“And by that logic, it followed that Rusty Corners shouldn’t be an exception.”
“Right,” Alders said. “But with all due respect to the admiral—do you know how many U-boats we captured during World War Two?”
“Wild guess,” Sam said, “I’d say maybe a dozen.”
“Seven,” Alders said. “Four of the subs were escorted into Hueneme.” He paused. “One of those—U-437—was the only Type IXD2 boat ever brought to our homeland.”
“There something special about it?” Sam asked.
Alders nodded.
“We’d probably need three hours just so I could scratch the surface,” he said. “And I promised to take my kids to the movies tonight.”
Callen turned to him. “Mr. Alders—”
“Warren, please.”
“Warren… how about you give us the for-dummies edition? That’s pretty much my speed anyway.”
Alders looked at him a moment, then gave a small smile.
“Okay, let’s see,” he said, massaging the back of his neck. “U-437 is inherently unique because she was a longrunner. Designed to stay at sea for months without having to refuel. Only thirty German IXD2 boats were commissioned as combat vessels, and in the last years of the war a handful were converted into long-range transports. With their torpedo tubes removed for extra cargo space, they could carry over two hundred tons of freight.”
“What sorta freight?” Sam asked. “And where were they taking it?”
“The Far East,” Alders said. “Japan, and Japanese naval bases in Malaysia.” He looked at Sam. “Tokyo desperately needed certain materials for its war machine. Mercury, rubber, other resources. It also wanted secret German aircraft and rocket technology.”
“So what did the Nazis stand to gain by sharing it?”

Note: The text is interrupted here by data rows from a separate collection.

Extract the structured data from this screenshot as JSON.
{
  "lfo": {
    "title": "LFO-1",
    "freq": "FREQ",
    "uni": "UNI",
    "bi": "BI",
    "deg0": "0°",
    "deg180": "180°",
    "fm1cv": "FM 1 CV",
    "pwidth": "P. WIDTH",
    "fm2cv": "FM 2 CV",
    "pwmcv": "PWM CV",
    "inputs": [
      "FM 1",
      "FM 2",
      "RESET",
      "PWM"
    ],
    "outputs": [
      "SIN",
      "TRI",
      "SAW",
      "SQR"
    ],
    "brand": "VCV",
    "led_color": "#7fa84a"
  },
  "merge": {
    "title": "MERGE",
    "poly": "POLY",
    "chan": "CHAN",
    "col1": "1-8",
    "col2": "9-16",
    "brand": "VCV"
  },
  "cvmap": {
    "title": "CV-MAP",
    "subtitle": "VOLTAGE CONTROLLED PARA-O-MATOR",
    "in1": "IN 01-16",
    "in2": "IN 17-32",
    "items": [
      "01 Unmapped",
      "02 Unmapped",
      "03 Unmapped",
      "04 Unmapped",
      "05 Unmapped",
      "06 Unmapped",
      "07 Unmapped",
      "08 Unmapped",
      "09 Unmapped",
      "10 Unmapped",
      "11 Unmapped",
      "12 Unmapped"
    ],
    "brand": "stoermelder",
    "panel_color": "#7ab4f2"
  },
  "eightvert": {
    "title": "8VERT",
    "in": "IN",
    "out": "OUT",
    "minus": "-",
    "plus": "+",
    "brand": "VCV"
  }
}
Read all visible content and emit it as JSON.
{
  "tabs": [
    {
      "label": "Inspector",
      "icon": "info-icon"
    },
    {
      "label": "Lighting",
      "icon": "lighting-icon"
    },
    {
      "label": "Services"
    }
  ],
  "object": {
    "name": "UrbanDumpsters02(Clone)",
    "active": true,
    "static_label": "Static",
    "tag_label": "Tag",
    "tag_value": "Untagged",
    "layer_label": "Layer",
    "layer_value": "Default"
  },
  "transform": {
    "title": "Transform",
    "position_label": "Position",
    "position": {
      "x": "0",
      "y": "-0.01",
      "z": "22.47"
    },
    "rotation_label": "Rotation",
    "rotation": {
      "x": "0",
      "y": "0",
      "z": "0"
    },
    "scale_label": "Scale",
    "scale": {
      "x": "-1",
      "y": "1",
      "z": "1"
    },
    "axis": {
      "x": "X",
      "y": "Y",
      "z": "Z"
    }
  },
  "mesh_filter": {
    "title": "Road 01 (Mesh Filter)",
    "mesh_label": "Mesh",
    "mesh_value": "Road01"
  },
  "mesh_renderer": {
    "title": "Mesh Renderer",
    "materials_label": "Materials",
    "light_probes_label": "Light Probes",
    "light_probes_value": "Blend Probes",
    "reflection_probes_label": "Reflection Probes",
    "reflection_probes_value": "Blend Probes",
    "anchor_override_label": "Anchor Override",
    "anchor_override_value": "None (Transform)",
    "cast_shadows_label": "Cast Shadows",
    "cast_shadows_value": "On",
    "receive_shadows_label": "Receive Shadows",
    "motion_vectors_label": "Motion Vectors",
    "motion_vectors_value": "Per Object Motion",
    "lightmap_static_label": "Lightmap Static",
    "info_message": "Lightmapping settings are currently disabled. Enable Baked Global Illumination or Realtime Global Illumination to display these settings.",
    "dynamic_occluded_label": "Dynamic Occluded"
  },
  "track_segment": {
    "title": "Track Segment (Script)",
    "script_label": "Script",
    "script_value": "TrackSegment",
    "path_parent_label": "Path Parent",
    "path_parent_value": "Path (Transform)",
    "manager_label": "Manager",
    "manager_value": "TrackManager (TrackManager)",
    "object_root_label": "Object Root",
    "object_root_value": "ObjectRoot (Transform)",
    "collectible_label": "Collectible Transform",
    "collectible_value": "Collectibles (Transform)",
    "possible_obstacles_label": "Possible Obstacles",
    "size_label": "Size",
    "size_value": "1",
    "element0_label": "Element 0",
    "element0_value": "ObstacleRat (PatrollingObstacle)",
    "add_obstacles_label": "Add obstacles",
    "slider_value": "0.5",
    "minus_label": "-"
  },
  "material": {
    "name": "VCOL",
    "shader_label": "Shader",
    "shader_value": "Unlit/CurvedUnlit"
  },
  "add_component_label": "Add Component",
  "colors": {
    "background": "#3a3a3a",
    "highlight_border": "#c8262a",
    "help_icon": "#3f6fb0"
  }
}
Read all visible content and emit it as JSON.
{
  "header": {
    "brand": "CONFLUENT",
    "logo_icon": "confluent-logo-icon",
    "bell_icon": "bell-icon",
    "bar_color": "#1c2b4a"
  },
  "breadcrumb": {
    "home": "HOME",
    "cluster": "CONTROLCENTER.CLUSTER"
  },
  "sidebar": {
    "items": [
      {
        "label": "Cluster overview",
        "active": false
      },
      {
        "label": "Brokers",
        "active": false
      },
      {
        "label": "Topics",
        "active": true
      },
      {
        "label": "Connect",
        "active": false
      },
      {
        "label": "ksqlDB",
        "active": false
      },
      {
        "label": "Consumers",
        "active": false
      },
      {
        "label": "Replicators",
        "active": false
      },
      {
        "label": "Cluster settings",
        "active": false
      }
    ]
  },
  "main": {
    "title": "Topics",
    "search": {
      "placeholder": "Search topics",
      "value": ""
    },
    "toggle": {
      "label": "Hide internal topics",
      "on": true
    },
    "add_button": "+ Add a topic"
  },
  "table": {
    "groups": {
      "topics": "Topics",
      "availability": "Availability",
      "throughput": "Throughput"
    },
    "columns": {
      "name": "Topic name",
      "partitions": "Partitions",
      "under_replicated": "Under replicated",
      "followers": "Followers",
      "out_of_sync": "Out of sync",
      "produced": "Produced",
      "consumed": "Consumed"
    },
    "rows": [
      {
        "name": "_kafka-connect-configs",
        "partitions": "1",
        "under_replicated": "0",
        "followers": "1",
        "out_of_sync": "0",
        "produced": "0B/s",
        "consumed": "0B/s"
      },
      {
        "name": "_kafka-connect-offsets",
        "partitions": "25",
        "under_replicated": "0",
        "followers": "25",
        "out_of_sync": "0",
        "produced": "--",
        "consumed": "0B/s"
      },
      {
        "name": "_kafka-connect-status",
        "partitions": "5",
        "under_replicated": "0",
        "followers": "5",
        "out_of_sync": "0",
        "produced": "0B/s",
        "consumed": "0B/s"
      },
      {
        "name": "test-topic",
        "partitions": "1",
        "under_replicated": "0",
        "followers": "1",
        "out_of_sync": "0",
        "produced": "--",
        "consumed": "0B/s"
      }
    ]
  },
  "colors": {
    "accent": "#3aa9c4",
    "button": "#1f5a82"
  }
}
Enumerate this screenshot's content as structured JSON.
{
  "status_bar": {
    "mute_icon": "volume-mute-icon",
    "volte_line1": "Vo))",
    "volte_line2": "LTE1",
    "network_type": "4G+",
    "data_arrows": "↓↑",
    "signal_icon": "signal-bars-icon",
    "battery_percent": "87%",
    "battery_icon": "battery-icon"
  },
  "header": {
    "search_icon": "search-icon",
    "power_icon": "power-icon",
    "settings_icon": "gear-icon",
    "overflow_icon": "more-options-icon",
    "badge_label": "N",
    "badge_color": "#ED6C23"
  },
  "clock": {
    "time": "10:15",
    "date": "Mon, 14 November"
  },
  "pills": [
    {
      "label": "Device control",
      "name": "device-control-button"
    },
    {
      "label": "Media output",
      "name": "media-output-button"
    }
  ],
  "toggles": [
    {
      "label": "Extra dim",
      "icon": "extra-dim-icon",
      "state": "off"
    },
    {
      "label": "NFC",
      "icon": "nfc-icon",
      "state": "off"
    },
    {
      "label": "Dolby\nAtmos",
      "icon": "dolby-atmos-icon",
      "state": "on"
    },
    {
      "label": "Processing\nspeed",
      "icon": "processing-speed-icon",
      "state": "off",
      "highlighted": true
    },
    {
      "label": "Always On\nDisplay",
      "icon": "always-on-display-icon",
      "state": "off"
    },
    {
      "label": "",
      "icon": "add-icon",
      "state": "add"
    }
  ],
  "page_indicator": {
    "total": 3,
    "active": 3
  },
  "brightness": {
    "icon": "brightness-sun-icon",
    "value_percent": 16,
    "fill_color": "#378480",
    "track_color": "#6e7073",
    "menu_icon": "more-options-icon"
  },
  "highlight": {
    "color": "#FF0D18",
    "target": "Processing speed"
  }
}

“A fortune in yen, gold, and jewels,” Alders said. “But finances weren’t at the heart of Hitler’s plan. He was hoping a strengthened Japan could distract America from the European campaign. In his mind, if our forces in the Pacific took a major beating, we’d have to redeploy manpower there to offset our losses.”
“And leave poor, helpless Berlin alone,” Sam said.
“Something like that.” Alders inhaled, gathering his thoughts. “Anyway, it’s late May, ’forty-five. U-437 is en route to Japan with a full hold of goods, when a couple of our destroyers, the USS Linette and USS Phillips, pick her up in the Malacca Strait. There’s no fight—Germany surrendered earlier in the month, and the grand admiral has ordered all U-boats at sea to surface and capitulate to Allied vessels.” He paused again. “Right before they bring her into Hueneme, every American sailor on the destroyers is required to sign an oath of secrecy about the submarine’s capture. Violating it could result in court martial and even a death sentence.”
“Was that SOP?” Sam asked.
Alders wobbled his hand in an equivocal gesture.
“It was done earlier in the war when other subs were captured, because U.S. intelligence didn’t want the enemy to know we had their Enigma code machines,” he said. “But in every other instance the sailors were released from their oaths after Germany’s surrender.”
“And the war was already over when U-437 was netted.”
“That’s right.”
“So, what were we still trying to protect?” Callen asked.
The curator’s expression underwent a marked change. He stood pensively a few seconds, then gave the agents a long, confidential look.
“I think it depends on your definition of ‘we,’” he said at last.
“You have something to tell us?” Callen asked.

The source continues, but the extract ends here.